The queen beckoned the officers to her side and uttered a few rapid sentences aloud. At the end Maya heard:
"I give you one minute for the execution of my orders. A fraction of a second longer, and it will cost you your heads."
But the officers scarcely looked as if they needed this incentive. In less time than it takes to tell they were gone. Their instant readiness was a joy to behold.
"O my queen!" said Maya.
The queen inclined her head to the little bee, who once again for a brief moment saw her monarch's countenance beam upon her gently, lovingly.
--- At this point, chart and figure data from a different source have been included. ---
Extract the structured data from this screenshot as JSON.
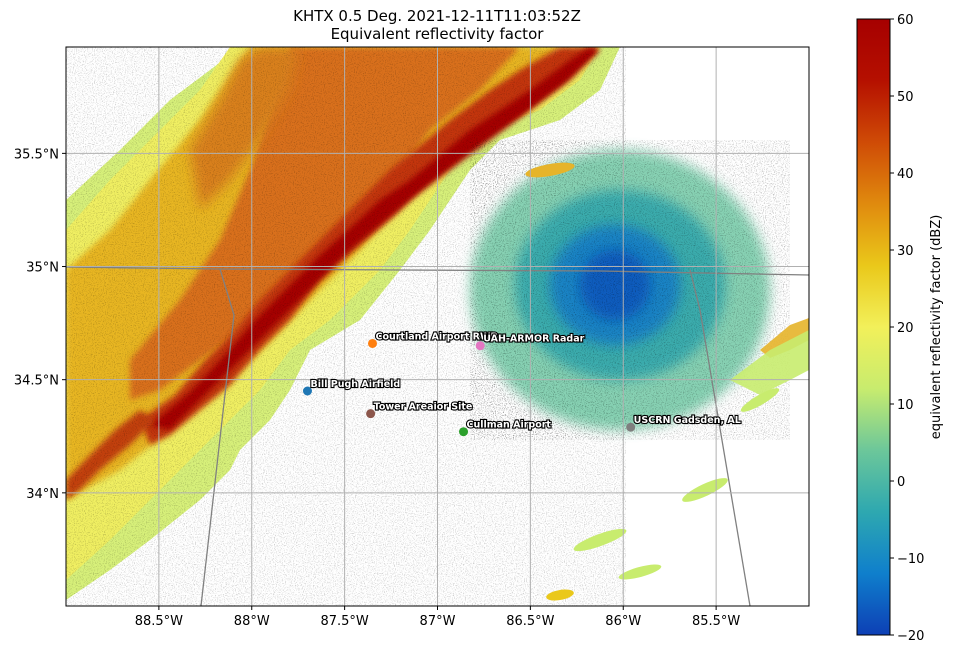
{
  "chart_data": {
    "type": "heatmap",
    "title": "KHTX 0.5 Deg. 2021-12-11T11:03:52Z",
    "subtitle": "Equivalent reflectivity factor",
    "xlim": [
      -89.0,
      -85.0
    ],
    "ylim": [
      33.5,
      35.97
    ],
    "x_ticks": [
      {
        "value": -88.5,
        "label": "88.5°W"
      },
      {
        "value": -88.0,
        "label": "88°W"
      },
      {
        "value": -87.5,
        "label": "87.5°W"
      },
      {
        "value": -87.0,
        "label": "87°W"
      },
      {
        "value": -86.5,
        "label": "86.5°W"
      },
      {
        "value": -86.0,
        "label": "86°W"
      },
      {
        "value": -85.5,
        "label": "85.5°W"
      }
    ],
    "y_ticks": [
      {
        "value": 34.0,
        "label": "34°N"
      },
      {
        "value": 34.5,
        "label": "34.5°N"
      },
      {
        "value": 35.0,
        "label": "35°N"
      },
      {
        "value": 35.5,
        "label": "35.5°N"
      }
    ],
    "grid": true,
    "sites": [
      {
        "name": "Courtland Airport RWP",
        "lon": -87.35,
        "lat": 34.66,
        "color": "#ff7f0e"
      },
      {
        "name": "UAH-ARMOR Radar",
        "lon": -86.77,
        "lat": 34.65,
        "color": "#e377c2"
      },
      {
        "name": "Bill Pugh Airfield",
        "lon": -87.7,
        "lat": 34.45,
        "color": "#1f77b4"
      },
      {
        "name": "Tower Areaior Site",
        "lon": -87.36,
        "lat": 34.35,
        "color": "#8c564b"
      },
      {
        "name": "Cullman Airport",
        "lon": -86.86,
        "lat": 34.27,
        "color": "#2ca02c"
      },
      {
        "name": "USCRN Gadsden, AL",
        "lon": -85.96,
        "lat": 34.29,
        "color": "#7f7f7f"
      }
    ],
    "colorbar": {
      "label": "equivalent reflectivity factor (dBZ)",
      "min": -20,
      "max": 60,
      "ticks": [
        -20,
        -10,
        0,
        10,
        20,
        30,
        40,
        50,
        60
      ],
      "colormap": [
        "#0d3fb5",
        "#0f7fcc",
        "#2ea8b0",
        "#6cc79a",
        "#c8ec6e",
        "#f2f05a",
        "#eac81a",
        "#e08a0e",
        "#cf4b06",
        "#b51000",
        "#a60000"
      ]
    },
    "features": {
      "squall_line": "SW-NE reflectivity band 30-55 dBZ across western portion",
      "clutter": "ground clutter -15 to 5 dBZ centered near radar"
    }
  }
}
"You have our thanks," she said. "You have saved us. No matter what your previous conduct may have been, you have made up for it a thousandfold.— But go, rest now, little girl, you look very miserable, and your hands are trembling."
"I should like to die for you," Maya stammered, quivering.
"Don't worry about us," replied the queen. "Among the thousands inhabiting this city there is not one who would hesitate a moment to sacrifice his life for me and for the welfare of the country. You can go to sleep peacefully."
She bent over and kissed the little bee on her forehead. Then she beckoned to the ladies-in-waiting and bade them see to Maya's rest and comfort.
Maya, stirred to the depths of her being, allowed herself to be led away. After this, life had nothing lovelier to offer. As in a dream she heard the loud, clear signals in the distance, saw the high dignitaries of state assemble around the royal chambers, heard a dull, far-echoing drone that shook the hive from roof to foundation.
"The soldiers! Our soldiers!" whispered the ladies-in-waiting at her side.
The last thing Maya heard in the little room where her companions put her to bed was the tramp of soldiers marching past her door and commands shouted in a blithe, resolute, ringing voice. Into her dreams, echoing as from a great distance, she carried the ancient song of the soldier-bees:
Sunlight, sunlight, golden sheen, By your glow our lives are lighted; Bless our labors, bless our Queen, Let us always be united.